Bain de sang dans l’Amazonie péruvienne (2 articles)

samedi 6 juin 2009.
 

1 Des hélicoptères super armés contre des flèches

Au moins cinquante personnes, majoritairement indigènes, ont été tuées dans l’ouest du pays alors qu’elles protestaient contre le bradage de leurs terres.

Aux manifestations et barrages avec les symboliques flèches et lances indiennes, le gouvernement péruvien a répondu par des rafales de tirs et des bombes lacrymogènes depuis des hélicoptères. Vendredi,

la petite localité de Baguas, dans le nord oriental de l’Amazonie, a été le théâtre d’une sanglante répression policière contre des rassemblements pacifiques d’Indiens. Au moins cinquante personnes auraient trouvé la mort mais le décompte des victimes pourrait être encore plus important. La seule donnée officielle faisait état de vingt-deux policiers tués, selon un communiqué gouvernemental qui n’a reconnu que neuf assassinats côté Indiens. Le quotidien, la Primera avançait quant à lui le nombre de 57 « disparus » et des corps jetés dans les rivières. Face à l’escalade de violence, des manifestants s’en sont pris à des bâtiments officiels ainsi qu’au siège du parti APRISTE (Alliance populaire révolutionnaire américaine), du président de l’ultradroite, Alan Garcia.

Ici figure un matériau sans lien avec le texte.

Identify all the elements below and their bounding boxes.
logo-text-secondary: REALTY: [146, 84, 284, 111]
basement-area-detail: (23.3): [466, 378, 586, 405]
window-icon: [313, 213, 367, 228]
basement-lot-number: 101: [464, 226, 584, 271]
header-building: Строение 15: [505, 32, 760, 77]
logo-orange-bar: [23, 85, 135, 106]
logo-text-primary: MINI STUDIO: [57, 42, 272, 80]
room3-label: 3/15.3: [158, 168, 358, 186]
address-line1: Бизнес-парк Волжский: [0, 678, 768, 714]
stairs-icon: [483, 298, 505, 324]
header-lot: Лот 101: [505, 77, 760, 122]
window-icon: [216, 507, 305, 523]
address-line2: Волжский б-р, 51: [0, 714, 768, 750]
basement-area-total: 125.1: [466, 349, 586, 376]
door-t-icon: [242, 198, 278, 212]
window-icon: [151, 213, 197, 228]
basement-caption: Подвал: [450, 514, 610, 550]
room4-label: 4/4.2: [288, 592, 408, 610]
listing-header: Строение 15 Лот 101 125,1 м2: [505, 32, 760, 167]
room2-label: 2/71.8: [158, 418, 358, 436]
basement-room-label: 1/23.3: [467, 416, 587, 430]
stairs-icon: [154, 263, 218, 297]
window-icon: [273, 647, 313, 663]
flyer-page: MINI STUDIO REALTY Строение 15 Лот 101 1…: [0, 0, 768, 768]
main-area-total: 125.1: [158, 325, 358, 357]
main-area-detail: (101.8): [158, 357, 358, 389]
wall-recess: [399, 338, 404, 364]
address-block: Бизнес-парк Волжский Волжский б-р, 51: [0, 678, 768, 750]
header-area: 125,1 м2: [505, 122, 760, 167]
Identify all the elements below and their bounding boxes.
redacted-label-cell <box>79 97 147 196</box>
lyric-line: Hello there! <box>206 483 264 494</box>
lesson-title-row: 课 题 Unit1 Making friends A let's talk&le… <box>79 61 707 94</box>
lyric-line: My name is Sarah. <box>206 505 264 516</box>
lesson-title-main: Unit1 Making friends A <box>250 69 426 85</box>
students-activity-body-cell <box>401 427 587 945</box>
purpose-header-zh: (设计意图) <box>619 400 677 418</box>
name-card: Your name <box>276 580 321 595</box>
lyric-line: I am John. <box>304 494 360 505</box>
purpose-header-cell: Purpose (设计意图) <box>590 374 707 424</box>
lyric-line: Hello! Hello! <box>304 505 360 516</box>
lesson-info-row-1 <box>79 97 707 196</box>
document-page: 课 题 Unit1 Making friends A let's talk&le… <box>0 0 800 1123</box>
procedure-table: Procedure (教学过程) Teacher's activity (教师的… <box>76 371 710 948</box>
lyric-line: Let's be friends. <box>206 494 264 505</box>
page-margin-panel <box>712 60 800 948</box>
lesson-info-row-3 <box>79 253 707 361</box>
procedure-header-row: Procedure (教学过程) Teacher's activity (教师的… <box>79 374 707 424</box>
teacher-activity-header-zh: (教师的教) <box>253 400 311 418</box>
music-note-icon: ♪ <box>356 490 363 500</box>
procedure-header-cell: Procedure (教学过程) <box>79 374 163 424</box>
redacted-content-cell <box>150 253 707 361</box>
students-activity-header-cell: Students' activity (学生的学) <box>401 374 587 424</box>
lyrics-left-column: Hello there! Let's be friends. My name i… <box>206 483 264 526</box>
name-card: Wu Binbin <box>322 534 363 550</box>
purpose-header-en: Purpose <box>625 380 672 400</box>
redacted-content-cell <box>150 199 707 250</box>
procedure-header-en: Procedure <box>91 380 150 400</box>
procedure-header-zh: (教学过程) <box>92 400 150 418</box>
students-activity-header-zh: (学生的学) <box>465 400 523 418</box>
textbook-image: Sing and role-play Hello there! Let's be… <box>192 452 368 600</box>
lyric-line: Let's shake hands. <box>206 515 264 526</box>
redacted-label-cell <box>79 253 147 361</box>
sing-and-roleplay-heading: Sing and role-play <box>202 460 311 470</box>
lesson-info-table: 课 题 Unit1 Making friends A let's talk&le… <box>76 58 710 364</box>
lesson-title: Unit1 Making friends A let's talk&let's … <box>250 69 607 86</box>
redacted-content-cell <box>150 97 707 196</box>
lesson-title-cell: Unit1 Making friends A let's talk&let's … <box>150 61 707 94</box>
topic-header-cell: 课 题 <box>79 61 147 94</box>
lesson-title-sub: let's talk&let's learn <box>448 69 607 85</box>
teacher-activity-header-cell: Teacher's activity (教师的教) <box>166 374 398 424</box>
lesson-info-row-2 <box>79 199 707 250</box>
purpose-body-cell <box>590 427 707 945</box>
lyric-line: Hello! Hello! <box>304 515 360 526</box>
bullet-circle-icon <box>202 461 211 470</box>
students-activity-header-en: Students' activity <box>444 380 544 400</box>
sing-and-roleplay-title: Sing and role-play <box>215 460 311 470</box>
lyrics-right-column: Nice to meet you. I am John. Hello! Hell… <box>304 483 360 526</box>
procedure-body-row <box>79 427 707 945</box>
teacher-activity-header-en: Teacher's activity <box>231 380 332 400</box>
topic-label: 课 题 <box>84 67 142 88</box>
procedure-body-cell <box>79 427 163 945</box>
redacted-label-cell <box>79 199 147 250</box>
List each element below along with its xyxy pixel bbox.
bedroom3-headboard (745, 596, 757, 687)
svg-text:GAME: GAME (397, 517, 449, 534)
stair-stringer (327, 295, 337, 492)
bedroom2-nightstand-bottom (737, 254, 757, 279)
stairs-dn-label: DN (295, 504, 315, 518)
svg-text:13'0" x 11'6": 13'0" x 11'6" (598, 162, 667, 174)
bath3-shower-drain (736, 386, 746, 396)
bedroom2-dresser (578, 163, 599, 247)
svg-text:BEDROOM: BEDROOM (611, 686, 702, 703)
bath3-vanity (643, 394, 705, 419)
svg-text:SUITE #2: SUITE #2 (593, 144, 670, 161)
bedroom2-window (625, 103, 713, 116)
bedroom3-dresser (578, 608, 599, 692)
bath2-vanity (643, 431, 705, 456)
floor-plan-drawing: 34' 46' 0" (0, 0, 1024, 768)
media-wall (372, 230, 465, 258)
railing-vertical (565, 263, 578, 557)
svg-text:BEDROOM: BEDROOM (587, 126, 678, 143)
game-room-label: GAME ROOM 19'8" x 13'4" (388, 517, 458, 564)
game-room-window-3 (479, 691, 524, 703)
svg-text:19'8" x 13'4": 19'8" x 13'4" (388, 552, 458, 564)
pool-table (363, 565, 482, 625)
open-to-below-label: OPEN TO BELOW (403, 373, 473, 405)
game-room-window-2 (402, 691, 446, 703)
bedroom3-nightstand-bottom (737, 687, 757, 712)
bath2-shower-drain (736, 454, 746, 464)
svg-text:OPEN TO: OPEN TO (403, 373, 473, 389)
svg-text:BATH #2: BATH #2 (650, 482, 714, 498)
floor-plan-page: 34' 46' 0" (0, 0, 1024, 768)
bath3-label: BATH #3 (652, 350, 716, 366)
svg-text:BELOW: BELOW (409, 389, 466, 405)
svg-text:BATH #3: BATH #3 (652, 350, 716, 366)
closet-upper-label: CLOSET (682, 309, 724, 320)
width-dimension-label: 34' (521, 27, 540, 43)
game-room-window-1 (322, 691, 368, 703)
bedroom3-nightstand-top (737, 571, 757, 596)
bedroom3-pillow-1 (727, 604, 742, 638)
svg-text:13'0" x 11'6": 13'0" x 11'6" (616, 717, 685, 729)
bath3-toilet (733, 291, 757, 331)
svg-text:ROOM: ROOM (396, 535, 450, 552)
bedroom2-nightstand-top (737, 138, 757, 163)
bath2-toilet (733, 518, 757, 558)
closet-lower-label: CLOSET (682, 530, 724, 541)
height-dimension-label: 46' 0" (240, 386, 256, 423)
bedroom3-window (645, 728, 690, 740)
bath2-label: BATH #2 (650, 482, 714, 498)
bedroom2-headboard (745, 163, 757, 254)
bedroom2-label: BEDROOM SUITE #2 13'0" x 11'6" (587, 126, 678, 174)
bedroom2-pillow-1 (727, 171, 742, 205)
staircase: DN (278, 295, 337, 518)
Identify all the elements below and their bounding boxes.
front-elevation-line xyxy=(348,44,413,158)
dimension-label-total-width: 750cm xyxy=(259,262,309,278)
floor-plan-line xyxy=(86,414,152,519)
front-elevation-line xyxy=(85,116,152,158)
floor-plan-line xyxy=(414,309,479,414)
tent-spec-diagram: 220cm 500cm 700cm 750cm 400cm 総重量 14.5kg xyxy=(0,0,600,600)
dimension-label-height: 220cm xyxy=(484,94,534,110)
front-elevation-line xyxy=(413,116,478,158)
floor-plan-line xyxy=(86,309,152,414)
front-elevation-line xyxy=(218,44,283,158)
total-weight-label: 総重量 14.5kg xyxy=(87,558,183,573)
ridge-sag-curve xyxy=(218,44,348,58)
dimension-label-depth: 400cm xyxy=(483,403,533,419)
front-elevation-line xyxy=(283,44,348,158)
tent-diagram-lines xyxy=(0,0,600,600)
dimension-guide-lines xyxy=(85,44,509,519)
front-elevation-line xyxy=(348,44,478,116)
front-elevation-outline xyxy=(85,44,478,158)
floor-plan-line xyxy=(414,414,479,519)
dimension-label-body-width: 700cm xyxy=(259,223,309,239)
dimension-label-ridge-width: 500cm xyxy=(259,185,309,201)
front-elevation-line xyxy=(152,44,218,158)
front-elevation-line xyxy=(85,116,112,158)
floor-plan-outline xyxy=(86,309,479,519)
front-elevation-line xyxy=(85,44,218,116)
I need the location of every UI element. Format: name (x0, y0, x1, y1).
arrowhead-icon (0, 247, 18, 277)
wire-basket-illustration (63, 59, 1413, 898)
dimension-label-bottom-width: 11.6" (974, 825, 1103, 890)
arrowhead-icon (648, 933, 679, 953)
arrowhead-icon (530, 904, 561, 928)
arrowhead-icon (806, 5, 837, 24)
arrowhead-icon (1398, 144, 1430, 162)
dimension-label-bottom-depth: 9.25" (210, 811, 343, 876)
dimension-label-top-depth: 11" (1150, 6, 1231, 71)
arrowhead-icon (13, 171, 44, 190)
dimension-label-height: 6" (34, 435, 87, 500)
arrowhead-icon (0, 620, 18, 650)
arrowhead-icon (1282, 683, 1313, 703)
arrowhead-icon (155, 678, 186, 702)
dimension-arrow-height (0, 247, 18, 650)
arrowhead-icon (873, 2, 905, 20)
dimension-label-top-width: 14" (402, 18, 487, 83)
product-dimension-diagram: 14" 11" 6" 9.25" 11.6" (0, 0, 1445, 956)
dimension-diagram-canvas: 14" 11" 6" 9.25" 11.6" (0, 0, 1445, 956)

Le gouvernement a depuis placé cinq départements en état d’urgence. « Nous nous étions déplacés pacifiquement depuis quarante-cinq jours et nous ne nous attendions pas à cette réaction et encore moins à cette attaque aérienne et terrestre, a rappelé Alberto Pizango, président de l’Association interethnique de développement de la forêt péruvienne (AIDESEP). Le gouvernement a utilisé des armes de guerre comme si nous étions des délinquants, nous dénonçons ce fait comme un génocide. »

Depuis le 9 avril, près de 60 ethnies de l’Amazonie réclament l’abrogation de plusieurs décrets relatifs à des lois sur la faune et la flore, et les ressources hydrauliques de cette région, ouvrant droit à l’exploitation par des multinationales étrangères de ressources sur des terres qu’elles revendiquent comme les leurs. Sans concertation, le Congrès a reporté, jeudi, le débat sur le controversé décret 1090, méprisant ainsi plus d’un mois de mobilisation.

« Que peut faire un gouvernement sinon agir avec énergie pour mettre de l’ordre », s’est contenté de rétorquer Alan Garcia dont l’implication, par le passé, dans des exactions, fait l’objet de sévères accusations.

Les principales confédérations nationales, appuyées par des formations politiques, ont décidé de se constituer en « front de défense de la vie et de la souveraineté nationale ». Ce « frente » a prévenu qu’il appellerait à une grève nationale si le gouvernement refuse de revenir sur les dispositions législatives incriminées, repabtisées depuis de « décrets de la mort ».

Cathy Ceïbe

Source : http://www.humanite.fr/

2) Indignation et mobilisation des populations amazoniennes

Shapion Nomingo dirigeant amérindien a révélé que plus de150 habitants sont détenus dans la caserne militaire “El Milagro” de Bagua (Amazonas) et que vingt autres ont été conduits à la ville de Chiclayo et a déclaré que le gouvernement est entièrement responsable de ce qui pourrait arriver à propos de leur vie. Dans une conférence de presse donnée dans le local de l’AIDESEP (Association Interethnique de Développement de la Forêt Péruvienne), Nomingo a informé que les forces de l’ordre maintiennent les prisonniers à genou et menacent de les tuer. “Nous rendons responsable le gouvernement pour les éventuels crimes de lèse humanité” a-t-il déclaré.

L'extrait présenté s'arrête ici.